Step 4: INSTRUCTIONS:

  1. Pour the 1/4 cup of EVOO into a large mixing bowl.
  2. Add 3 TBS of aged Balsamic Vinegar (the 4th TBS used in this recipe will be drizzled over your entree).
  3. Add the mixture of salt, pepper, and red pepper flakes if using, to the oil & vinegar and whisk thoroughly.
  4. Add the cubed squash, split sprouts, and diced bacon to the vinegar/oil mixture and mix until all is well covered (use your hands to toss the ingredients together).
  5. Carefully remove the preheated sheet pan (it has been in the oven and heated to 400 f) and remove the bacon/squash/sprout mixture from the bowl using your hands or a kitchen strainer with a handle, and layer it over the surface of the aluminum foil in one single layer. (Reserve any of the liquid that has drained off of this mixture in the bottom of mixing bowl.
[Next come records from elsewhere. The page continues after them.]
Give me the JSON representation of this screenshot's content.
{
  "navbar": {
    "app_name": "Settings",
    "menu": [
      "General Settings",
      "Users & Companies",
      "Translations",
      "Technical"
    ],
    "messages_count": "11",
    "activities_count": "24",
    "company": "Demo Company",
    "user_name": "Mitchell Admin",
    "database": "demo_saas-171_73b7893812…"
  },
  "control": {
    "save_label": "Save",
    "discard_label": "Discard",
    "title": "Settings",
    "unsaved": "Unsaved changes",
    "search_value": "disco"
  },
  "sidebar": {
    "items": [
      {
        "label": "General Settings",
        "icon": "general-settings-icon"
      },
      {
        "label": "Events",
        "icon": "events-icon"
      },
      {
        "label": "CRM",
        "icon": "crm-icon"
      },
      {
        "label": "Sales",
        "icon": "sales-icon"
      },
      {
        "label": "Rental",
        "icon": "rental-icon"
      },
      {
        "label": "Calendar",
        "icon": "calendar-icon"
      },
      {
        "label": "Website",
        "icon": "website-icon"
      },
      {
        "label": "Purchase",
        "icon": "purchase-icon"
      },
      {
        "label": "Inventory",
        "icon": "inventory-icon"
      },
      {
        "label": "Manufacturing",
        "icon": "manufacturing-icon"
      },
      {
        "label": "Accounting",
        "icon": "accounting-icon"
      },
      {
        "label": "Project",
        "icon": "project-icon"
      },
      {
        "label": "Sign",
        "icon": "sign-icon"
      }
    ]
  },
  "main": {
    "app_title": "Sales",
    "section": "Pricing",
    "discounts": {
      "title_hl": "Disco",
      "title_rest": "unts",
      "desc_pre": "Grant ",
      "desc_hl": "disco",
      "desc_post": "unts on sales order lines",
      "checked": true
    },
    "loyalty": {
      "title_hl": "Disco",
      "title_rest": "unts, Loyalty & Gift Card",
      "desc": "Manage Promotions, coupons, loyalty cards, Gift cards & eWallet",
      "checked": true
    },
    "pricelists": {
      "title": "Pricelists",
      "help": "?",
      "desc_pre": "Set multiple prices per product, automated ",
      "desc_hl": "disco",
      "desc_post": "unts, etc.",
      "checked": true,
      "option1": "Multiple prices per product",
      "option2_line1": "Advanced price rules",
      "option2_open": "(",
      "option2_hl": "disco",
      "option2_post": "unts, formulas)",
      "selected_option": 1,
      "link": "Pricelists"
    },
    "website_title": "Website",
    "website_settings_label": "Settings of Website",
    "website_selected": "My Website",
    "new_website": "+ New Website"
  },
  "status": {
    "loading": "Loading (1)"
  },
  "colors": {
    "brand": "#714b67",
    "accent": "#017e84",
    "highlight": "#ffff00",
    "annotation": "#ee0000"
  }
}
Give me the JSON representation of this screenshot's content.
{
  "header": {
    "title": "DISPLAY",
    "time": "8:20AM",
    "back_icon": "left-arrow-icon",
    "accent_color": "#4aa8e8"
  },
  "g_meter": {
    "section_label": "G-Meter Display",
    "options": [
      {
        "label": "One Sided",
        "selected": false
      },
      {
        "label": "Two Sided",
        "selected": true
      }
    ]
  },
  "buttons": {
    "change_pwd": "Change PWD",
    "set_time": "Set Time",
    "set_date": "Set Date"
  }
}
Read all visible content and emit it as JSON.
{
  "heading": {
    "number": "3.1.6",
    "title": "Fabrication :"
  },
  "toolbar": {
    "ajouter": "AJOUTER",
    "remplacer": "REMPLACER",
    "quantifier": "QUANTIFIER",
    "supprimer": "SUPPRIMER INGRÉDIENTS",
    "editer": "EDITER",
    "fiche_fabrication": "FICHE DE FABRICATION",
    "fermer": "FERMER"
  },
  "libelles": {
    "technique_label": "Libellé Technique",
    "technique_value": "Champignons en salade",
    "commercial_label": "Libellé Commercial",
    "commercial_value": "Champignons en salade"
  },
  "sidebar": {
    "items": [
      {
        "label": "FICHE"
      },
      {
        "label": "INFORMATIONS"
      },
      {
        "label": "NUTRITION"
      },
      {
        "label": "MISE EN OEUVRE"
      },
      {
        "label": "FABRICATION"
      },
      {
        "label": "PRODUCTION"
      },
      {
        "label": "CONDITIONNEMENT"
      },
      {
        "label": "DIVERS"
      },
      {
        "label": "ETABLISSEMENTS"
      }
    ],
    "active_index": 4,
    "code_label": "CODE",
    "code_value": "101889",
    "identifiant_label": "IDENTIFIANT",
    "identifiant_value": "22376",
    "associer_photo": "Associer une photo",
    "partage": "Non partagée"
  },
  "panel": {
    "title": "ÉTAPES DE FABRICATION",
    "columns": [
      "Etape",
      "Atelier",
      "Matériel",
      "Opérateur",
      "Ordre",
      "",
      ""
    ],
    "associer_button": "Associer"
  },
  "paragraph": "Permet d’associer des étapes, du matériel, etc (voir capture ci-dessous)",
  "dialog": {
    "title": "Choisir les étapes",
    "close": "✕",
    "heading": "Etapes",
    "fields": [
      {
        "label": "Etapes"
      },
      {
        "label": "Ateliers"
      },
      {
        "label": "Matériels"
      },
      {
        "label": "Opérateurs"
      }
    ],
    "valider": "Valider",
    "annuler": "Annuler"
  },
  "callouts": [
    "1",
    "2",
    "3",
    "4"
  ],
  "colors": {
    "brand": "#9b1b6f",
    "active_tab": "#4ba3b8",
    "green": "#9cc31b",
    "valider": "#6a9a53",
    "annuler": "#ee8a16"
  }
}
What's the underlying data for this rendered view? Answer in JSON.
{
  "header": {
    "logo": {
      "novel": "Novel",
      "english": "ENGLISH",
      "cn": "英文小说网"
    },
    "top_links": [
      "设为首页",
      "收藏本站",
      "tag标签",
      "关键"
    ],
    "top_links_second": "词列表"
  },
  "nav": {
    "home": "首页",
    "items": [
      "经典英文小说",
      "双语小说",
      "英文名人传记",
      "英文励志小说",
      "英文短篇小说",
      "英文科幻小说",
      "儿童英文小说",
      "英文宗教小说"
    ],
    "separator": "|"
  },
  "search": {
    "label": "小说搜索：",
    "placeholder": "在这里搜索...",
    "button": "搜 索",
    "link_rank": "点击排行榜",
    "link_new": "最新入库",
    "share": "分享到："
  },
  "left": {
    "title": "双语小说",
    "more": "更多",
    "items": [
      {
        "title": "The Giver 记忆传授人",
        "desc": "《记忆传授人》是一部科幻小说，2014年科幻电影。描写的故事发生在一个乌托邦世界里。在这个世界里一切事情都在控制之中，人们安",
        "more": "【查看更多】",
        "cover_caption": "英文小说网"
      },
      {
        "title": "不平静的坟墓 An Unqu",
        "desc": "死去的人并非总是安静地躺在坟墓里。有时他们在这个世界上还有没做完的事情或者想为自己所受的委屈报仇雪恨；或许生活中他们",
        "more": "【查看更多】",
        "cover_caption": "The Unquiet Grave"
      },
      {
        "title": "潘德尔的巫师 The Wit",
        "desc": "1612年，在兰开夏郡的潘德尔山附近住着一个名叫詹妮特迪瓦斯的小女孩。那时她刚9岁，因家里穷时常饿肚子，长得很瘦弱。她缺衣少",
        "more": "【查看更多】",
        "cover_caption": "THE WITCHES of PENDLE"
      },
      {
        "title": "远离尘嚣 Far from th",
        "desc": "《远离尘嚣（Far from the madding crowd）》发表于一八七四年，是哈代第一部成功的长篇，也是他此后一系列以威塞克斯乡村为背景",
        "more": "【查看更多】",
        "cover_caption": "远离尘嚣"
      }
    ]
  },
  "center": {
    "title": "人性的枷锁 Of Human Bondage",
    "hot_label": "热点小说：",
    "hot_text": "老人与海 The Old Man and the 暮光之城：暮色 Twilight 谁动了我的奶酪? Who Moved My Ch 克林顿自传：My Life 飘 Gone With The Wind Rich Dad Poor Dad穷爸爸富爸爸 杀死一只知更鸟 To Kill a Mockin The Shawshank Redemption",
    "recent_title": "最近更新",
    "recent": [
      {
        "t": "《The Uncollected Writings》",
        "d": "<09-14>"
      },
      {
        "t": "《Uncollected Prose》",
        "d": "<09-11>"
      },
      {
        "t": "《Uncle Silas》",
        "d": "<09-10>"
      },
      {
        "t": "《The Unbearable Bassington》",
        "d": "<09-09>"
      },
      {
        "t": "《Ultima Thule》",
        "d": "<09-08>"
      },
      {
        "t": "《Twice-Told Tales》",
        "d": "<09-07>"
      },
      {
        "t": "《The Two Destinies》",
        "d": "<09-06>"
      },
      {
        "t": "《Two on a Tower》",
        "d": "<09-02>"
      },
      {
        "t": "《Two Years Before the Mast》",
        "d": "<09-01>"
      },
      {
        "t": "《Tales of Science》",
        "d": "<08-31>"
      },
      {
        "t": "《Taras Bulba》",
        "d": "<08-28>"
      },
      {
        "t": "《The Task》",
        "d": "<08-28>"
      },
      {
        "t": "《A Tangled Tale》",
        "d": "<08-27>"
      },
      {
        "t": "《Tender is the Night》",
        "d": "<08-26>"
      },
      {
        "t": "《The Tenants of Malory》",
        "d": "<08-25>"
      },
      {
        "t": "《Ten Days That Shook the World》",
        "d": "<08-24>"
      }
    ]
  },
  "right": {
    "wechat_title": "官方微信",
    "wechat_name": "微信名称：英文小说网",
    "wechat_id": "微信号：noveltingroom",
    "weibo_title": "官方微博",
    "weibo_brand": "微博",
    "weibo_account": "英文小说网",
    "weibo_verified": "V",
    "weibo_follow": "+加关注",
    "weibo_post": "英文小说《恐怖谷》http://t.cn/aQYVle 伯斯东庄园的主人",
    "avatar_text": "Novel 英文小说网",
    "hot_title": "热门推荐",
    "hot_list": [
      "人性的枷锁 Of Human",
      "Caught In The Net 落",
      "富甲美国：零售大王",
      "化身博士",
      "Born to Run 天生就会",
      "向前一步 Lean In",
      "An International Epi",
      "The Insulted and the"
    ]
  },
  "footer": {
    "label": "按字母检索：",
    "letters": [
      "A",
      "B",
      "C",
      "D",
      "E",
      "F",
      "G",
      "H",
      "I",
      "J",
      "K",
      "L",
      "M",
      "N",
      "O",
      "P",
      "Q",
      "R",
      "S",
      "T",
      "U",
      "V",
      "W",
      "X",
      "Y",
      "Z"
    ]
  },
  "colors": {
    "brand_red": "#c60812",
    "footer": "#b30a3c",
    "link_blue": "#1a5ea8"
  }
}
You will need it.
  6. Return the pan to the oven and roast for about 6 minutes.

While this mixture is roasting:

  1. Add the grape tomatoes to the mixing bowl (if there is no liquid left in the bowl, add another TBS of EVOO and 1 TBS of balsamic vinegar - I did not find this necessary)/
  2. Add the minced garlic if using, and thoroughly mix the tomatoes and garlic together.
  3. After the squash and sprouts have roasted in the oven for about 6 minutes remove the pan (carefully, again) from the oven and pour in the tomatoes and garlic. Stir everything together and place the pan back into the oven. Roast for another 10 minutes; stir and mix one more time, then continue to roast for another 10 to 12 minutes, or until the tomato skins begin split.

Remove the pan from the oven and serve while hot.

Step 5: TIME TO EAT . . .

A plate full of oven-roasted vegetables served with an extra splash of imported aged Balsamic Vinegar, and a glass of chilled white wine! Who could ask for more?

Bon appétit

Step 6: NUTRITION:

With just about 465 calories and 15 grams of protein per serving, this dish is already healthy. However, if you are a vegan or vegetarian, you can eliminate the bacon. That will reduce the calories by about 200 units and the sodium by approximately 200 grams; however, this would also reduce the protein by about 5 grams. This recipe is also gluten-free!